Na interpretação paranóico-crítica-daliniana, observa-se muitas alusões incomodas
sobre um “erotismo rural”, que o quadro tentava camuflar. A mãe podia ser uma variante
da mãe fálica egípcia com cabeça de abutre, e utiliza seu marido estranhamente
despersonalizado como um carrinho de mão, a transportar seu filho para ser enterrado ao
mesmo tempo que fecunda a mulher, sendo ela a mãe-terra, nutridora por excelência. No
prólogo desse clássico do surrealismo, Dali diz que dos coeficientes de elasticidade e da
viscosidade jesuítica às estruturas éticas implacáveis dos mandamentos morais nascem as
grandes obras de arte. A interpretação paranóico-crítico daliniana se divide em várias
partes. Na 1ª parte, destaca-se a contra-luz do ambiente crepuscular que determina os
sentimentos atávicos, em um momento de espera e de imobilidade que anuncia a
eminente agressão sexual. Na 2ª parte, o filho realiza com a mãe “o coito por trás”,
segurando com as mãos as pernas da mulher à altura dos quadris. Trata-se de uma postura
que denuncia o mais alto grau da animalidade do amor rural Finalmente, o macho é
devorado pela fêmea depois do acasalamento. Dali não espera esgotar o conhecimento
real e altamente erótico escondido no Ângelus de Millet (1857-59), mas dá uma mostra
convincente das potencialidades do método paranóico-crítico de pesquisas.

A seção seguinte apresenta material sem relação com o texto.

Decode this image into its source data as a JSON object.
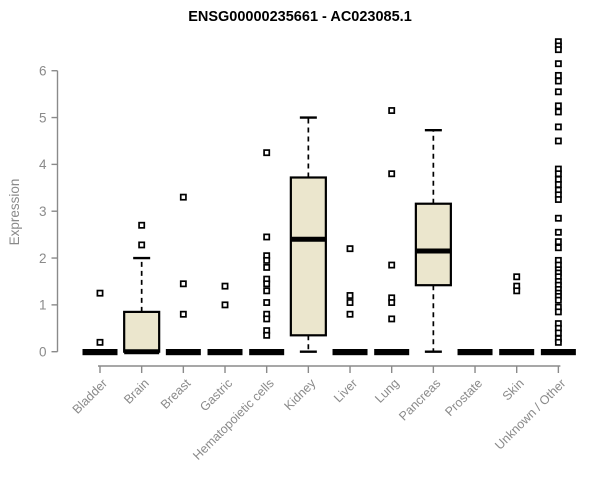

Dali foi um gênio que deixou a sua marca nos mais diferentes campos das artes
em que atuou. Foi um “ Avida Dollars” que soube transformar tudo em arte e dinheiro,
como num toque de Midas Um artista completo e multi-mídia quando pouco se falava
disso. Uma vida repleta de contradições, ambivalências e provocações a serviço da arte.
Para aqueles que o tinham como louco, diria: “A única diferença entre um louco e eu, é
que não sou louco”. Até no final de sua vida, Dali fez arte e foi notícia. A morte não
existe para os artistas e poetas. Dali foi um pintor-poeta visionário que revolucionou o
século XX. Um artista eterno que continua a nos provocar delírios e vertigens. Dali
surpreende sempre quando se pensa na sua vastidão de saber e inteligência, feito de
provocações e muita honestidade intelectual e inventiva. Dali foi um precursor da pop
arte do século XX, e o conhecimento da sua vasta obra está longe de ser totalmente
compreendido. Esse pequeno artigo é só uma pequena mostra da versatilidade desse
artista genial e eterno, que venho estudando e me maravilhando há mais de 20 anos.